Das 83. Pistolen-Rütlischiessen wird wegen Corona abgesagt

Den Anlass unter Beachtung aller Auflagen durchzuführen, ist gemäss dem Organisationskomitee nicht möglich. Auch weil einige Sektionen angekündigt haben, ohne kameradschaftlichen Teil nicht teilzunehmen.

Paul Gwerder
Drucken
Teilen

Schon im Frühjahr hat sich abgezeichnet, dass das Covid-19-Virus auch die Durchführung des 83. Historischen Pistolen-Rütlischiessens beeinflussen wird. Das Organisationskomitee hat jedoch ungeachtet dessen an der Organisation des Anlasses gearbeitet und bis zuletzt gehofft, dass die Situation einen Anlass dieser Art zulassen würde.

Rund 900 Schützinnen und Schützen waren im letzten Jahr beim Rütli-Pistolenschiessen dabei.

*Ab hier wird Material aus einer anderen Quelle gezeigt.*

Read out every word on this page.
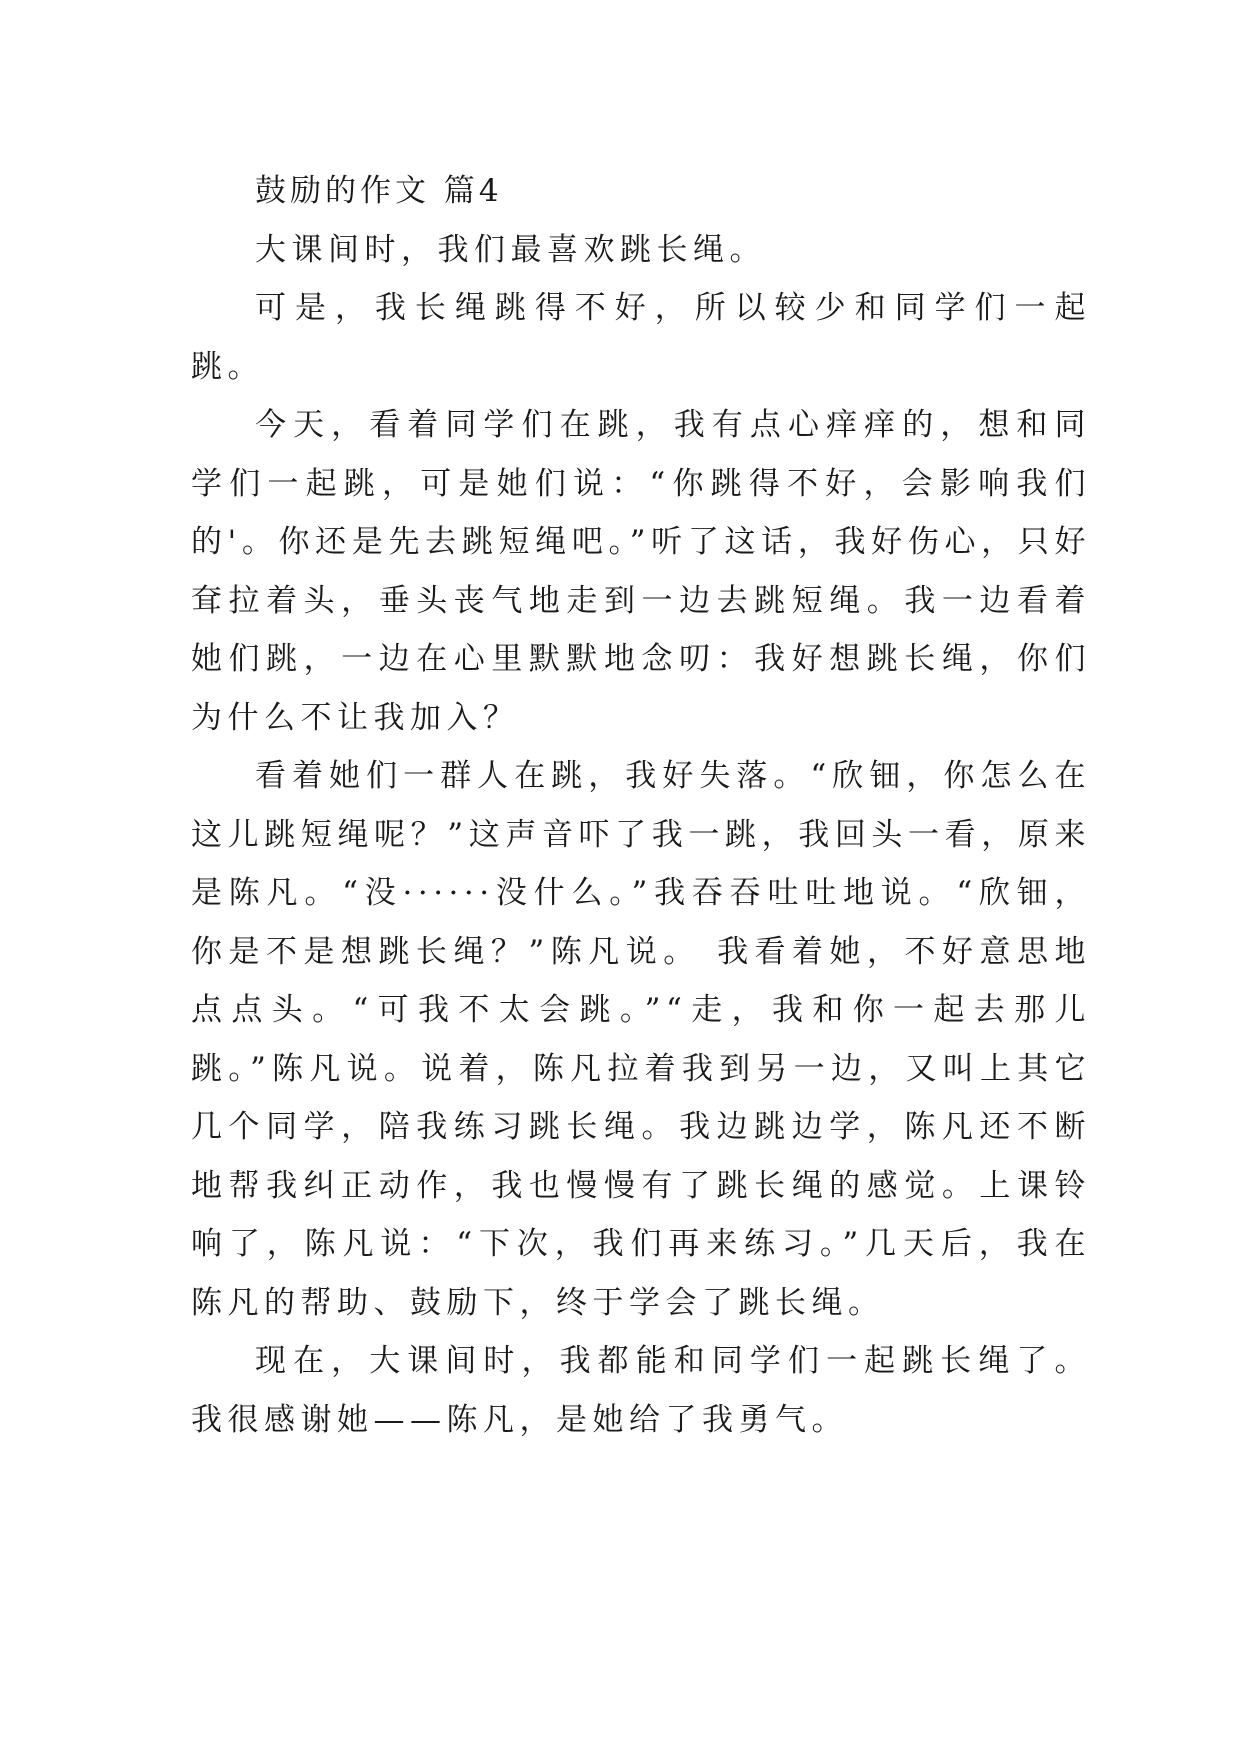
鼓励的作文 篇4

大课间时，我们最喜欢跳长绳。

可是，我长绳跳得不好，所以较少和同学们一起跳。

今天，看着同学们在跳，我有点心痒痒的，想和同学们一起跳，可是她们说：“你跳得不好，会影响我们的'。你还是先去跳短绳吧。”听了这话，我好伤心，只好耷拉着头，垂头丧气地走到一边去跳短绳。我一边看着她们跳，一边在心里默默地念叨：我好想跳长绳，你们为什么不让我加入？

看着她们一群人在跳，我好失落。“欣钿，你怎么在这儿跳短绳呢？”这声音吓了我一跳，我回头一看，原来是陈凡。“没······没什么。”我吞吞吐吐地说。“欣钿，你是不是想跳长绳？”陈凡说。 我看着她，不好意思地点点头。“可我不太会跳。”“走，我和你一起去那儿跳。”陈凡说。说着，陈凡拉着我到另一边，又叫上其它几个同学，陪我练习跳长绳。我边跳边学，陈凡还不断地帮我纠正动作，我也慢慢有了跳长绳的感觉。上课铃响了，陈凡说：“下次，我们再来练习。”几天后，我在陈凡的帮助、鼓励下，终于学会了跳长绳。

现在，大课间时，我都能和同学们一起跳长绳了。我很感谢她——陈凡，是她给了我勇气。
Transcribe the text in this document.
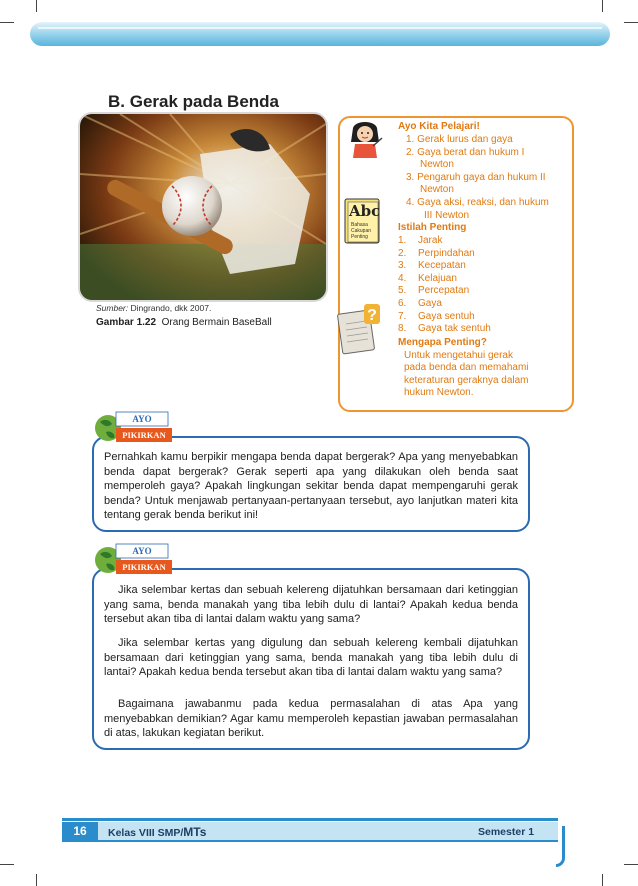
B. Gerak pada Benda
Sumber: Dingrando, dkk 2007.
Gambar 1.22 Orang Bermain BaseBall
Abc
Bahasa Cakupan Penting
?
Ayo Kita Pelajari!
1. Gerak lurus dan gaya
2. Gaya berat dan hukum I
Newton
3. Pengaruh gaya dan hukum II
Newton
4. Gaya aksi, reaksi, dan hukum
III Newton
Istilah Penting
1. Jarak
2. Perpindahan
3. Kecepatan
4. Kelajuan
5. Percepatan
6. Gaya
7. Gaya sentuh
8. Gaya tak sentuh
Mengapa Penting?
Untuk mengetahui gerak
pada benda dan memahami
keteraturan geraknya dalam
hukum Newton.
AYO
PIKIRKAN
Pernahkah kamu berpikir mengapa benda dapat bergerak? Apa yang menyebabkan benda dapat bergerak? Gerak seperti apa yang dilakukan oleh benda saat memperoleh gaya? Apakah lingkungan sekitar benda dapat mempengaruhi gerak benda? Untuk menjawab pertanyaan-pertanyaan tersebut, ayo lanjutkan materi kita tentang gerak benda berikut ini!
AYO
PIKIRKAN
Jika selembar kertas dan sebuah kelereng dijatuhkan bersamaan dari ketinggian yang sama, benda manakah yang tiba lebih dulu di lantai? Apakah kedua benda tersebut akan tiba di lantai dalam waktu yang sama?
Jika selembar kertas yang digulung dan sebuah kelereng kembali dijatuhkan bersamaan dari ketinggian yang sama, benda manakah yang tiba lebih dulu di lantai? Apakah kedua benda tersebut akan tiba di lantai dalam waktu yang sama?
Bagaimana jawabanmu pada kedua permasalahan di atas Apa yang menyebabkan demikian? Agar kamu memperoleh kepastian jawaban permasalahan di atas, lakukan kegiatan berikut.
16	Kelas VIII SMP/MTs	Semester 1
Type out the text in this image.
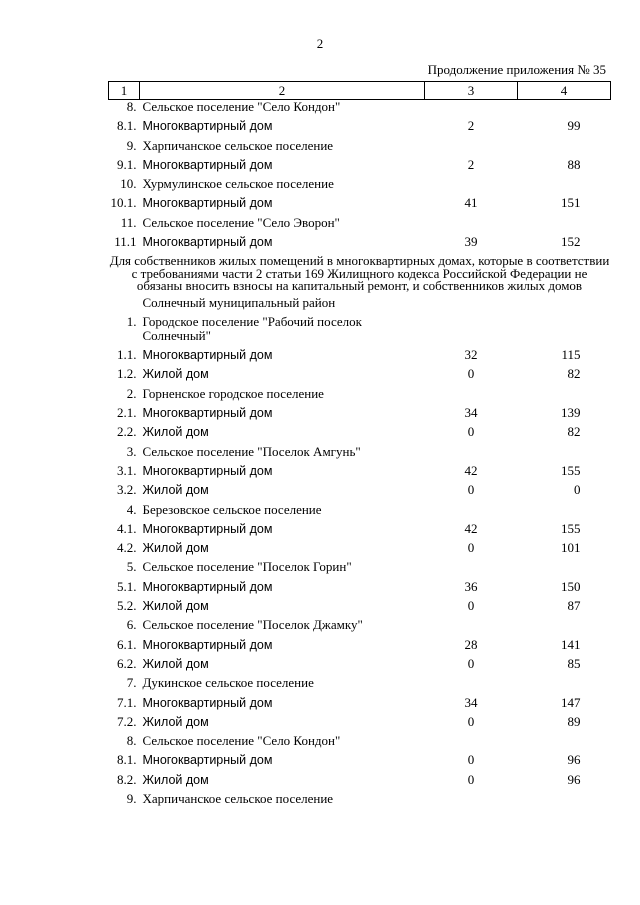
2
Продолжение приложения № 35
1	2	3	4
8.	Сельское поселение "Село Кондон"		
8.1.	Многоквартирный дом	2	99
9.	Харпичанское сельское поселение		
9.1.	Многоквартирный дом	2	88
10.	Хурмулинское сельское поселение		
10.1.	Многоквартирный дом	41	151
11.	Сельское поселение "Село Эворон"		
11.1	Многоквартирный дом	39	152
Для собственников жилых помещений в многоквартирных домах, которые в соответствии с требованиями части 2 статьи 169 Жилищного кодекса Российской Федерации не обязаны вносить взносы на капитальный ремонт, и собственников жилых домов			
	Солнечный муниципальный район		
1.	Городское поселение "Рабочий поселок Солнечный"		
1.1.	Многоквартирный дом	32	115
1.2.	Жилой дом	0	82
2.	Горненское городское поселение		
2.1.	Многоквартирный дом	34	139
2.2.	Жилой дом	0	82
3.	Сельское поселение "Поселок Амгунь"		
3.1.	Многоквартирный дом	42	155
3.2.	Жилой дом	0	0
4.	Березовское сельское поселение		
4.1.	Многоквартирный дом	42	155
4.2.	Жилой дом	0	101
5.	Сельское поселение "Поселок Горин"		
5.1.	Многоквартирный дом	36	150
5.2.	Жилой дом	0	87
6.	Сельское поселение "Поселок Джамку"		
6.1.	Многоквартирный дом	28	141
6.2.	Жилой дом	0	85
7.	Дукинское сельское поселение		
7.1.	Многоквартирный дом	34	147
7.2.	Жилой дом	0	89
8.	Сельское поселение "Село Кондон"		
8.1.	Многоквартирный дом	0	96
8.2.	Жилой дом	0	96
9.	Харпичанское сельское поселение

Rund 900 Schützinnen und Schützen waren im letzten Jahr beim Rütli-Pistolenschiessen dabei.

Bild: Paul Gwerder (Rütli, 20. Oktober 2019)

Das Pistolen-Rütlischiessen lebt nicht nur vom sportlichen Wettkampf, sondern auch vom freundeidgenössischen Zusammenstehen. Dieser kameradschaftliche Austausch über alle Landesteile und Hierarchien macht einen wesentlichen Teil des «Rütligeistes» aus. Leider war die Hoffnung vergebens. Nach intensivem Abwägen der Durchführbarkeit mit allen Auflagen eines Schutzkonzeptes sieht sich das Organisationskomitee dazu gezwungen, das diesjährige Pistolen-Rütlischiessen vom 18. Oktober definitiv abzusagen.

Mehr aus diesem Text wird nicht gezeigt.